I would be happy if anyone has any hints for me :-)
Thanks in advance, Oliver
Further details:
cuffdiff v1.0.3 (2403)
TopHat v1.3.1
Ok, actually I tried the gene.gtf file from iGenome and this works in some way since the exons are identified by the regions on their chromosomes and not by an scaffold id. I got useful test results for 66% of the genes in the file, the other 34% fail. Not that satisfying at all but better than before :-)

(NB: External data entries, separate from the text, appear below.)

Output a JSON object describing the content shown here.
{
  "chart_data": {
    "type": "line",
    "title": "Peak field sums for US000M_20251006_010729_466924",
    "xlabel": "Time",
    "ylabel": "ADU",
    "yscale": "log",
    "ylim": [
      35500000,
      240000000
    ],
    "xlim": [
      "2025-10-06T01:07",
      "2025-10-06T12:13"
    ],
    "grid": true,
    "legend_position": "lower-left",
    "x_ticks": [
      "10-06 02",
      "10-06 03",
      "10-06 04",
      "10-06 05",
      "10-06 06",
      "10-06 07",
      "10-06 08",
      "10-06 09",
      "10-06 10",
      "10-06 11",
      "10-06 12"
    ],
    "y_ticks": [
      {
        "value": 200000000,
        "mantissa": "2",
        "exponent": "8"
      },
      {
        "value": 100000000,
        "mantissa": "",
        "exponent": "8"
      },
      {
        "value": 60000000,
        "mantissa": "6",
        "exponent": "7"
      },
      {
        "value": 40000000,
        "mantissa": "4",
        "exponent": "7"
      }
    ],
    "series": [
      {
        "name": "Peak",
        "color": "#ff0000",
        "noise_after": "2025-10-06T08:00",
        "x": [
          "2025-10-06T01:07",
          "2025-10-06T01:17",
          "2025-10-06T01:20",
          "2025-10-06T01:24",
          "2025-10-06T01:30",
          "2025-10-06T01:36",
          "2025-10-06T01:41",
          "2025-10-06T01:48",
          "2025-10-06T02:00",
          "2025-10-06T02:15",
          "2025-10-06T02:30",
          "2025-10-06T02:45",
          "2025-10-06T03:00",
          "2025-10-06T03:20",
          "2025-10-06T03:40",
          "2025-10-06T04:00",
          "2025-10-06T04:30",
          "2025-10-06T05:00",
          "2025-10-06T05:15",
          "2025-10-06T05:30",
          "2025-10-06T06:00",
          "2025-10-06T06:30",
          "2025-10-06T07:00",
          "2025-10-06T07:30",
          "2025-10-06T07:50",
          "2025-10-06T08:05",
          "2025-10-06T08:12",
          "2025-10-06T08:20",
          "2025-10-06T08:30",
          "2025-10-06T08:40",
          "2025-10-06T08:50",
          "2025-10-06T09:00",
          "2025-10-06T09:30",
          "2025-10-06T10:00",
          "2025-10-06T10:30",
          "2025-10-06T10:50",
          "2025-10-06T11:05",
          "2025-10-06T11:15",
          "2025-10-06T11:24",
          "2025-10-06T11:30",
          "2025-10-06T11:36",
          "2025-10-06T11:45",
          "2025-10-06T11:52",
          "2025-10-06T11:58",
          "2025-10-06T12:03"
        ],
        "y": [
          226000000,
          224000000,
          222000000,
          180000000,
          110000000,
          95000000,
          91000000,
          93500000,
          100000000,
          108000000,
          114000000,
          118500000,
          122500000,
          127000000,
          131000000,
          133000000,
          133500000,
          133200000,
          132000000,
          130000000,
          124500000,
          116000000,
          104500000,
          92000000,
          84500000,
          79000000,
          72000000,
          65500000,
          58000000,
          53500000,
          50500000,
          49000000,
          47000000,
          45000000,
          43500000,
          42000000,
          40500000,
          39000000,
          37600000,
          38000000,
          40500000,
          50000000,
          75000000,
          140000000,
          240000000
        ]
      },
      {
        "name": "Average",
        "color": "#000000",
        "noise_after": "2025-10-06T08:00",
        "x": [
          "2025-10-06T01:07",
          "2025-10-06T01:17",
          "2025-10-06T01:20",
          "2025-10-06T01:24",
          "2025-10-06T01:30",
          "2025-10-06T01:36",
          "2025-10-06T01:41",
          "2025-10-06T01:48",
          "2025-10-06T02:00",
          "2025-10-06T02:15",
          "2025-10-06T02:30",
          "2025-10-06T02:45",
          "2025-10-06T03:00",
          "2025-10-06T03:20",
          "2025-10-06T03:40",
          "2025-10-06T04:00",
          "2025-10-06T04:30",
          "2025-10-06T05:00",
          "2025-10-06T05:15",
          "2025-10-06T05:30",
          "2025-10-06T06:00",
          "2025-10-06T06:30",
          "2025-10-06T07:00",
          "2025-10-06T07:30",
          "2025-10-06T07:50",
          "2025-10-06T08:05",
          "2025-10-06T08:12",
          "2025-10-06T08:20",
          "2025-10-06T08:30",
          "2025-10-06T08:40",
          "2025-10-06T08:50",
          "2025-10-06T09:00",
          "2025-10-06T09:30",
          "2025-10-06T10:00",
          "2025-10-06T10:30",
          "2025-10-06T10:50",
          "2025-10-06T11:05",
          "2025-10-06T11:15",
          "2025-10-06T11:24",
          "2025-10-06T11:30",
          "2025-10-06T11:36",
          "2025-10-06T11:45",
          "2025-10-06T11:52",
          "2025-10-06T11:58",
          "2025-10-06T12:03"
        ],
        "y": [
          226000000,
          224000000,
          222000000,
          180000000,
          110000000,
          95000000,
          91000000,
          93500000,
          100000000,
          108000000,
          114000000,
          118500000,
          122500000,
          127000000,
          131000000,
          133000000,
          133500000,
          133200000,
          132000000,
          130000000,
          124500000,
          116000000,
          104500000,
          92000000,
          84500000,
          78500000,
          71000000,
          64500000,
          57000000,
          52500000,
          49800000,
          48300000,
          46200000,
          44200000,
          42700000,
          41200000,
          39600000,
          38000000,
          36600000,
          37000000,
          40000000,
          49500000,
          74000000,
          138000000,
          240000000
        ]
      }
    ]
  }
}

As for genes "failing", keep in mind that in any given differentiated tissue, not all genes will be expressed AT ALL. So, 65% of genes expressed does not sound all that unusual to me.
Thanks for that hint, Sean. Actually, both files are from UCSC. But indeed, the hg19 sequence names start with 'chr..' (and actually nothing follows despite the chromosome number ;-)) and the gtf-file entries contain in the first column something like 'GL000213.1' ... so this is no chromosome number. Could this be the problem? If so, how do I solve it?
The chromosome names need to match in the reference to which you aligned and the gtf file.